Mourning is such a strange process. 

I thought I figured out how it worked and how difficult it was when my mother died so many years ago. I've lost people since then, but this year presented a new challenge. This year I lost myself.

The person who navigated years of problems and came through them all okay in the end, disappeared in a haze of naive longing. 

Like a modern day fairy tale I was offered everything my heart desired. All I had to do was have faith and give up all my security. I did that! Little by little I broke all my hard and fast rules for survival. I ignored all the people whose advice didn't encourage me to do this. I was brave beyond belief.

And I was wrong.

The beast who lived on top of the mountain did not turn into a prince in disguise. He simply revealed a face that terrified me and then - ZAP - all the lovely promises and fulfilled wishes disappeared leaving behind a lonely shell of a woman. An empty shell waiting to be filled with something.
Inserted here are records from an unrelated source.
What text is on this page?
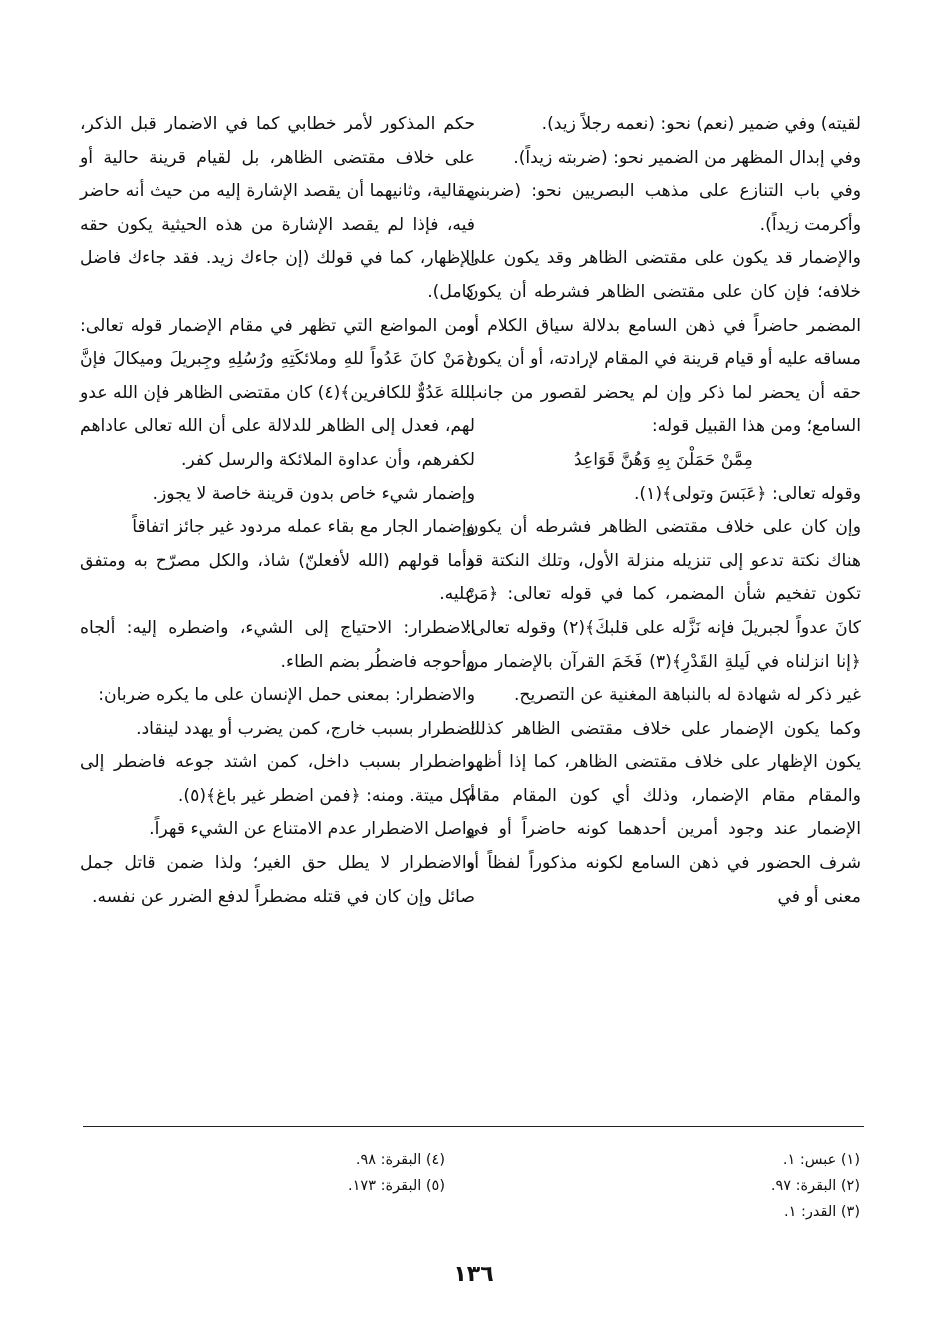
لقيته) وفي ضمير (نعم) نحو: (نعمه رجلاً زيد).

وفي إبدال المظهر من الضمير نحو: (ضربته زيداً).

وفي باب التنازع على مذهب البصريين نحو: (ضربني وأكرمت زيداً).

والإضمار قد يكون على مقتضى الظاهر وقد يكون على خلافه؛ فإن كان على مقتضى الظاهر فشرطه أن يكون المضمر حاضراً في ذهن السامع بدلالة سياق الكلام أو مساقه عليه أو قيام قرينة في المقام لإرادته، أو أن يكون حقه أن يحضر لما ذكر وإن لم يحضر لقصور من جانب السامع؛ ومن هذا القبيل قوله:

مِمَّنْ حَمَلْنَ بِهِ وَهُنَّ قَوَاعِدُ

وقوله تعالى: ﴿عَبَسَ وتولى﴾(١).

وإن كان على خلاف مقتضى الظاهر فشرطه أن يكون هناك نكتة تدعو إلى تنزيله منزلة الأول، وتلك النكتة قد تكون تفخيم شأن المضمر، كما في قوله تعالى: ﴿مَنْ كانَ عدواً لجبريلَ فإنه نَزَّله على قلبكَ﴾(٢) وقوله تعالى: ﴿إنا انزلناه في لَيلةِ القَدْرِ﴾(٣) فَخَمَ القرآن بالإضمار من غير ذكر له شهادة له بالنباهة المغنية عن التصريح.

وكما يكون الإضمار على خلاف مقتضى الظاهر كذلك يكون الإظهار على خلاف مقتضى الظاهر، كما إذا أظهر والمقام مقام الإضمار، وذلك أي كون المقام مقام الإضمار عند وجود أمرين أحدهما كونه حاضراً أو في شرف الحضور في ذهن السامع لكونه مذكوراً لفظاً أو معنى أو في

حكم المذكور لأمر خطابي كما في الاضمار قبل الذكر، على خلاف مقتضى الظاهر، بل لقيام قرينة حالية أو مقالية، وثانيهما أن يقصد الإشارة إليه من حيث أنه حاضر فيه، فإذا لم يقصد الإشارة من هذه الحيثية يكون حقه الإظهار، كما في قولك (إن جاءك زيد. فقد جاءك فاضل كامل).

ومن المواضع التي تظهر في مقام الإضمار قوله تعالى: ﴿مَنْ كانَ عَدُواً للهِ وملائكَتِهِ ورُسُلِهِ وجِبريلَ وميكالَ فإنَّ اللهَ عَدُوٌّ للكافرين﴾(٤) كان مقتضى الظاهر فإن الله عدو لهم، فعدل إلى الظاهر للدلالة على أن الله تعالى عاداهم لكفرهم، وأن عداوة الملائكة والرسل كفر.

وإضمار شيء خاص بدون قرينة خاصة لا يجوز.

وإضمار الجار مع بقاء عمله مردود غير جائز اتفاقاً

وأما قولهم (الله لأفعلنّ) شاذ، والكل مصرّح به ومتفق عليه.

الاضطرار: الاحتياج إلى الشيء، واضطره إليه: ألجاه وأحوجه فاضطُر بضم الطاء.

والاضطرار: بمعنى حمل الإنسان على ما يكره ضربان:

اضطرار بسبب خارج، كمن يضرب أو يهدد لينقاد.

واضطرار بسبب داخل، كمن اشتد جوعه فاضطر إلى أكل ميتة. ومنه: ﴿فمن اضطر غير باغ﴾(٥).

واصل الاضطرار عدم الامتناع عن الشيء قهراً.

والاضطرار لا يطل حق الغير؛ ولذا ضمن قاتل جمل صائل وإن كان في قتله مضطراً لدفع الضرر عن نفسه.

(١) عبس: ١.

(٢) البقرة: ٩٧.

(٣) القدر: ١.

(٤) البقرة: ٩٨.

(٥) البقرة: ١٧٣.

١٣٦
Anything! The person she had called herself for seventy years no longer existed. Everything that defined her had been sullied and torn down. Destroyed. And she was so far gone she didn't even know it.

Until today when I began to realize I am just now coming out of mourning a little bit. Time. It always takes time for things to grow, to heal, to become something new, especially when it must do this from the ashes. No one ever explains how the Phoenix does this; how difficult it is; how almost impossible it can be.

No one can do it for me and most people cannot even really help me. It takes someone with the patience of Job to drop bread crumbs in front of me and hope I notice them. My Muse has taken on that overwhelming task with unbelievable care.

Today I think I have taken one tiny step into the light of recovery.